Trois grandes influences climatiques se rencontrent sur ce territoire. L'influence méditerranéenne, avec ses étés chauds et secs, domine la partie sud du département, la Drôme provençale. L'influence alpine marque le Vercors et le Diois avec des hivers rigoureux et des précipitations abondantes. Enfin, l'influence continentale de la vallée du Rhône apporte ses brouillards hivernaux et ses vents parfois violents. Cette triple convergence climatique explique la coexistence d'espèces que l'on ne retrouve habituellement pas ensemble : des chênes verts méditerranéens poussent à quelques kilomètres de hêtraies montagnardes.

Le relief drômois amplifie cette diversité. Les gorges profondes du Diois, les plateaux karstiques du Vercors, les collines argileuses du Tricastin, les terrasses alluviales de la Drôme et les falaises calcaires de la vallée du Rhône offrent chacun des conditions de sol, d'exposition et d'humidité différentes. Un botaniste peut ainsi observer en une seule journée des espèces méditerranéennes le matin et des espèces alpines l'après-midi, simplement en se déplaçant d'une quarantaine de kilomètres.
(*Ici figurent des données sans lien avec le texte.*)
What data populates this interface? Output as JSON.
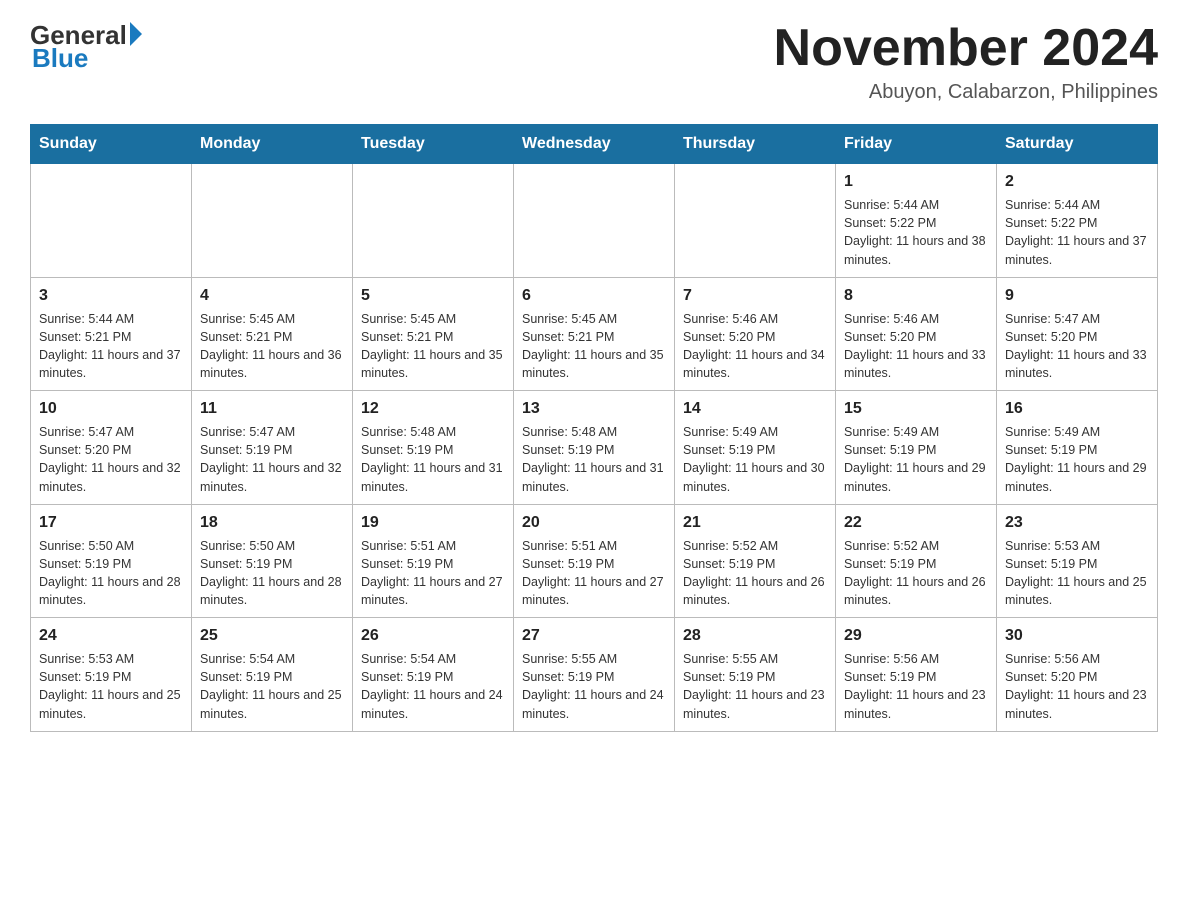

Le saviez-vous ? La Drôme est le troisième département français pour la diversité floristique, derrière les Alpes-Maritimes et les Hautes-Alpes. On y recense environ 2 500 espèces de plantes vasculaires, soit près d'un tiers de la flore française sur moins de 1,2 % du territoire national.

Cette mosaïque d'écosystèmes se traduit par une biodiversité remarquable à tous les niveaux : des micro-organismes du sol aux grands mammifères, en passant par une entomofaune riche de plusieurs milliers d'espèces de papillons, coléoptères et hyménoptères. Les inventaires naturalistes, portés notamment par la LPO, le Conservatoire botanique national alpin et le Conservatoire d'espaces naturels de Rhône-Alpes, continuent de révéler de nouvelles espèces chaque année.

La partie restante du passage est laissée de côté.